Eso significa que un boleto que costó $100 no podría revenderse por más de $110, salvo que el artista o el recinto autorice expresamente un límite más alto mediante un acuerdo por escrito.
Qué cambiaría para quienes compran o revenden boletos
La propuesta también limita las tarifas de servicio que cobran plataformas como StubHub y SeatGeek a un máximo de 10 % del precio total de reventa, tanto para eventos deportivos como para conciertos. Hoy, muchas de esas plataformas cobran tarifas de servicio de alrededor de 20 % o más, según la oficina de la gobernadora.
La ley además prohibiría la venta de "boletos especulativos", es decir, entradas que el vendedor todavía no tiene en su posesión al momento de publicarlas para la venta, y prohibiría que sitios de reventa se presenten falsamente como afiliados a un artista o recinto, o que engañen a los compradores sobre la disponibilidad real de boletos.
El origen: boletos fantasma en el Mundial y los shows de Kahan en Fenway
El problema de los boletos especulativos quedó expuesto durante los partidos del Mundial en Gillette Stadium, donde algunos aficionados que compraron entradas a través de plataformas de reventa fueron rechazados en la puerta al descubrir que esos boletos nunca existieron.
El nombre de la ley rinde homenaje a Noah Kahan, quien en julio se convirtió en el primer artista en encabezar cuatro shows consecutivos con entradas agotadas en Fenway Park. Kahan, oriundo de Vermont, participó por video en la conferencia de prensa de Healey y expresó su respaldo a la medida, señalando que tanto la comunidad de artistas como los fanáticos se benefician al limitar la reventa especulativa y que quiso proteger a sus seguidores de esa manera.
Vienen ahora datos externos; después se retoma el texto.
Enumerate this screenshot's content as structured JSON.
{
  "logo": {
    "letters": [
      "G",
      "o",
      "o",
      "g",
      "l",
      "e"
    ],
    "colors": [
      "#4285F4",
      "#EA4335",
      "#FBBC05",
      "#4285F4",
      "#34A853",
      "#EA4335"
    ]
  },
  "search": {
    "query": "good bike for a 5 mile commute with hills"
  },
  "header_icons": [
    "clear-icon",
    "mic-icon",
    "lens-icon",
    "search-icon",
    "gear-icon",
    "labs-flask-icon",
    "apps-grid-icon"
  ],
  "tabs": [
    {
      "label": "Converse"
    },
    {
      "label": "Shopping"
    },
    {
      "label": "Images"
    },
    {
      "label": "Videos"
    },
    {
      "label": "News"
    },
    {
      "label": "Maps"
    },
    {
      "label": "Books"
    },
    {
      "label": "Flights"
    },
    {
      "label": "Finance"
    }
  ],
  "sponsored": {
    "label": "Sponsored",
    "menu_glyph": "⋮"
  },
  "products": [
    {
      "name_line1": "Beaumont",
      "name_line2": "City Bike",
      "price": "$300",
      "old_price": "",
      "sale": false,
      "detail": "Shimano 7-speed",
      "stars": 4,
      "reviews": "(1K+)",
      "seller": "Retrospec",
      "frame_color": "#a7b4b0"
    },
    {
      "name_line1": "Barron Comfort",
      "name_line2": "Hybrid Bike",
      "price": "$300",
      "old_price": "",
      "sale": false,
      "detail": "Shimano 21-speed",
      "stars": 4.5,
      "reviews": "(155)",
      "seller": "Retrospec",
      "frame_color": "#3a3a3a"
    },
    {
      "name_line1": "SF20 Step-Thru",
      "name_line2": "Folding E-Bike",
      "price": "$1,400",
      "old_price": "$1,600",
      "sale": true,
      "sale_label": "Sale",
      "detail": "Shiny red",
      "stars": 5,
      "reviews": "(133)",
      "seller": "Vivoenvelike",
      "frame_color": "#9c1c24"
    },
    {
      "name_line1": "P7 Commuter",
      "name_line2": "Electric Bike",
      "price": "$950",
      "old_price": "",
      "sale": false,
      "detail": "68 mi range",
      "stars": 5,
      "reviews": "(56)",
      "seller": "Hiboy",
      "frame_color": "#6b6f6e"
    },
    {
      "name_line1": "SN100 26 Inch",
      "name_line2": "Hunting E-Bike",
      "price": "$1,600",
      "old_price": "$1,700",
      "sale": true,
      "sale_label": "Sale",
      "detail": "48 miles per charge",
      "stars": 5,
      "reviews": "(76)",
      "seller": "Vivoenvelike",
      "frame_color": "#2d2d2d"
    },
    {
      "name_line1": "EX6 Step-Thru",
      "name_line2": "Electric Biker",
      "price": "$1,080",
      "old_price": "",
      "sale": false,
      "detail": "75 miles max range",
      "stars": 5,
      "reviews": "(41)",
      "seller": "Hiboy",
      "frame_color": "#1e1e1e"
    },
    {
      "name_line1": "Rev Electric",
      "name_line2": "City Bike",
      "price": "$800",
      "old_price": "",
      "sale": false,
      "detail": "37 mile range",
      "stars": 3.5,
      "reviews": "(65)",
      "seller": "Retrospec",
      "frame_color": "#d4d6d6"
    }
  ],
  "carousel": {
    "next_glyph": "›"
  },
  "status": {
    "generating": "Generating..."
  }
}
El cantante ya había respaldado una ley similar aprobada en Vermont a finales de mayo.
Aún necesita aprobación de la Legislatura
Healey dijo que demasiados residentes de Massachusetts han vivido la frustración de encontrar boletos revendidos a precios exorbitantes, o de comprarle a un revendedor y llegar al recinto sin que la entrada se haya transferido realmente. La propuesta se incluirá en el próximo presupuesto suplementario de cierre de la gobernadora, pero todavía necesita la aprobación de la Legislatura estatal para convertirse en ley.
El texto se asemeja a un proyecto presentado el mes pasado por el senador estatal Dylan Fernandes, demócrata de Falmouth, apodado informalmente como la ley para "hacer accesibles los boletos de Noah Kahan para el resto de nosotros". Massachusetts se sumaría así a Vermont y Maine, que ya aprobaron reformas similares al mercado secundario de boletos este año.
La ley vigente en Massachusetts, que data de antes de que existieran las plataformas de reventa en línea, permite a revendedores con licencia cobrar un recargo de no más de $2 por boleto.